Arab Pangenome Reference Published

July 29, 2025

By Bio-IT World Staff 

July 29, 2025 | Researchers have published the first draft Arab pangenome reference, the UAE Pangenome Reference (UPR) based on 53 individuals of diverse Arab ethnicities residing in the United Arab Emirates. The work was done at the Center for Applied and Translational Genomics (CATG), Mohammed Bin Rashid University of Medicine and Health Sciences, Dubai Health, Dubai, United Arab Emirates and was published in Nature Communications last week (DOI: 10.1038/s41467-025-61645-w).  

Arabs are a community of nearly 500 million culturally diverse individuals from the Middle East and North Africa, comprising about 6% of the global population. Thus far, Arab populations have not been adequately represented in large-scale sequencing projects like the gnomAD database, and neither the HPRC pangenome nor the 1000 Genomes Project include samples from this demographic, the authors write. “The lack of reference genomes for Arab populations has limited the investigation of genetic diversity and the genetic underpinning of numerous diseases,” they contest. “Population-specific reference pangenomes will enable the identification of variants associated with diseases and sequences that are unique or prevalent in Arab populations.” 

The study looked at the genomes of 53 healthy individuals all living in the UAE but from eight Arab countries (UAE, Saudi Arabia, Oman, Jordan, Egypt, Morocco, Syria and Yemen). Fifty of the individuals were unrelated; three were family members. The genomes were sequenced using Pacific Biosciences (PacBio) high-fidelity (HiFi), Oxford Nanopore Technologies (ONT) ultralong read sequencing (ULK) and high-coverage (Hi-C) Illumina short-read sequencing methods. 

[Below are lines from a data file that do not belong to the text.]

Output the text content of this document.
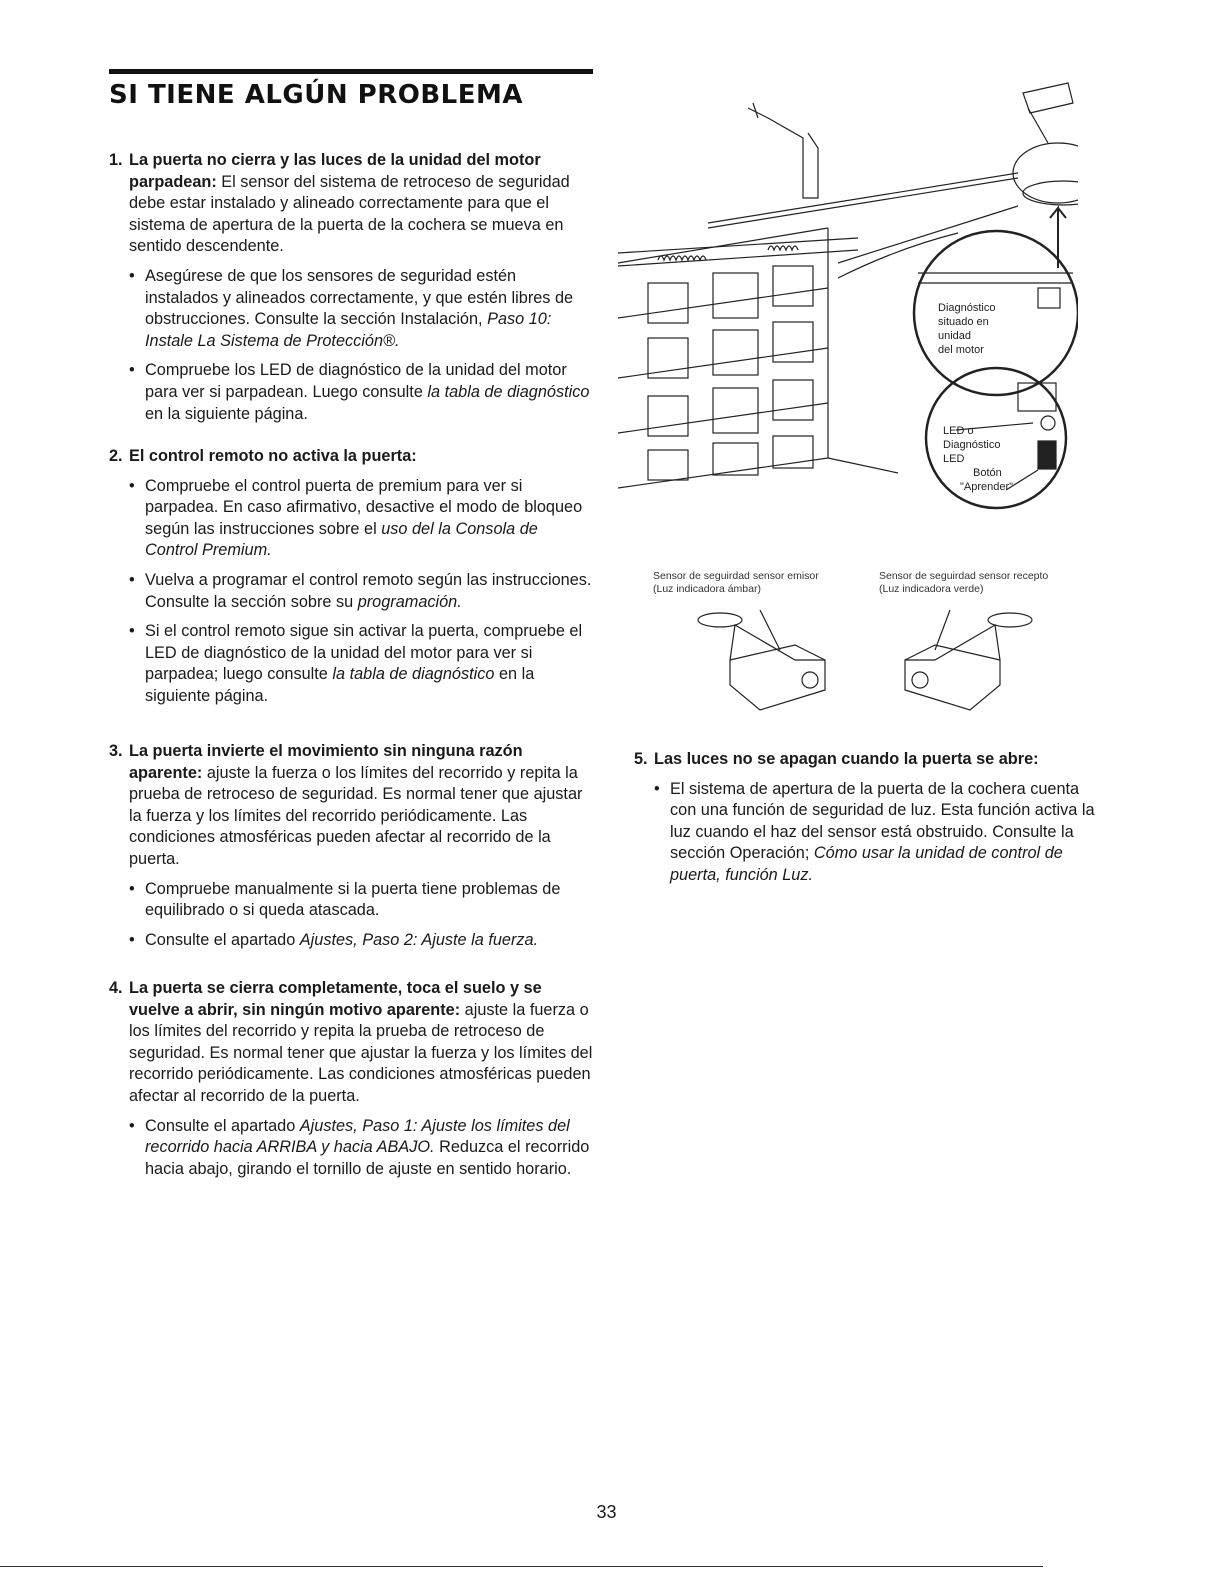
SI TIENE ALGÚN PROBLEMA
1. La puerta no cierra y las luces de la unidad del motor parpadean: El sensor del sistema de retroceso de seguridad debe estar instalado y alineado correctamente para que el sistema de apertura de la puerta de la cochera se mueva en sentido descendente.
• Asegúrese de que los sensores de seguridad estén instalados y alineados correctamente, y que estén libres de obstrucciones. Consulte la sección Instalación, Paso 10: Instale La Sistema de Protección®.
• Compruebe los LED de diagnóstico de la unidad del motor para ver si parpadean. Luego consulte la tabla de diagnóstico en la siguiente página.
2. El control remoto no activa la puerta:
• Compruebe el control puerta de premium para ver si parpadea. En caso afirmativo, desactive el modo de bloqueo según las instrucciones sobre el uso del la Consola de Control Premium.
• Vuelva a programar el control remoto según las instrucciones. Consulte la sección sobre su programación.
• Si el control remoto sigue sin activar la puerta, compruebe el LED de diagnóstico de la unidad del motor para ver si parpadea; luego consulte la tabla de diagnóstico en la siguiente página.
3. La puerta invierte el movimiento sin ninguna razón aparente: ajuste la fuerza o los límites del recorrido y repita la prueba de retroceso de seguridad. Es normal tener que ajustar la fuerza y los límites del recorrido periódicamente. Las condiciones atmosféricas pueden afectar al recorrido de la puerta.
• Compruebe manualmente si la puerta tiene problemas de equilibrado o si queda atascada.
• Consulte el apartado Ajustes, Paso 2: Ajuste la fuerza.
4. La puerta se cierra completamente, toca el suelo y se vuelve a abrir, sin ningún motivo aparente: ajuste la fuerza o los límites del recorrido y repita la prueba de retroceso de seguridad. Es normal tener que ajustar la fuerza y los límites del recorrido periódicamente. Las condiciones atmosféricas pueden afectar al recorrido de la puerta.
• Consulte el apartado Ajustes, Paso 1: Ajuste los límites del recorrido hacia ARRIBA y hacia ABAJO. Reduzca el recorrido hacia abajo, girando el tornillo de ajuste en sentido horario.
5. Las luces no se apagan cuando la puerta se abre:
• El sistema de apertura de la puerta de la cochera cuenta con una función de seguridad de luz. Esta función activa la luz cuando el haz del sensor está obstruido. Consulte la sección Operación; Cómo usar la unidad de control de puerta, función Luz.
Diagnóstico
situado en
unidad
del motor
LED o
Diagnóstico
LED
Botón
"Aprender"
Sensor de seguirdad sensor emisor
(Luz indicadora ámbar)
Sensor de seguirdad sensor recepto
(Luz indicadora verde)
33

Both long read technologies—the PacBio HiFi and Oxford Nanopore ULK—were used to analyze coverage across diverse regions of the human genome, including satellite DNA, centromeric transitions, and ribosomal DNA. “When mapped against CHM13 v2.0, both PacBio HiFi and ONT reads provided valuable insights into the sequencing coverage across acrocentric and metacentric chromosomes,” the authors wrote. “Due to the use of ultralong protocols, the ONT reads exhibited better mapping across all chromosomes than did the PacBio reads, particularly for the acrocentric chromosomes, where 99.49% (94.95%–100%) coverage was achieved by ONT in comparison to 95.60% (91.61%–99.75%) coverage achieved by PacBio.” The ONT platform, they added, demonstrated a marked increase in rDNA coverage.  

New Genomic Findings 

The UPB revealed significant genomic findings. “We discovered 111.96 million base pairs of previously uncharacterized euchromatic sequences absent from existing human pangenomes, the T2T-CHM13 and GRCh38 reference human genomes, and other public datasets,” the authors wrote in the paper. “Moreover, we identified 8.94 million population-specific small variants and 235,195 structural variants within the Arab pangenome, not present in linear and pangenome references and public datasets.”  

There is still work to do. The authors highlight next steps including the value of a larger sample size to capture additional rare gene duplications and additional unique sequences and the need for clinical cohort-based analyses to assess the clinical significance of the thousands of previously uncharacterized UPR-specific variants.  

But the value of the work is substantial.  

“MBRU’s work demonstrates why population-specific pangenomes matter,” said Christian Henry, president and CEO of PacBio in a press release about the work. “We are proud that MBRU, one of our earliest Revio customers, has delivered such a historic contribution to global genomics. This study will have lasting impact for research and precision medicine in a historically underrepresented population.” 

The authors called the UPR a “crucial foundation for genetic research. Arab populations are notably underrepresented in large genomic databases, and the UPR will address this gap by offering essential resources for clinical genomic laboratories to enhance the precision of variant interpretation.”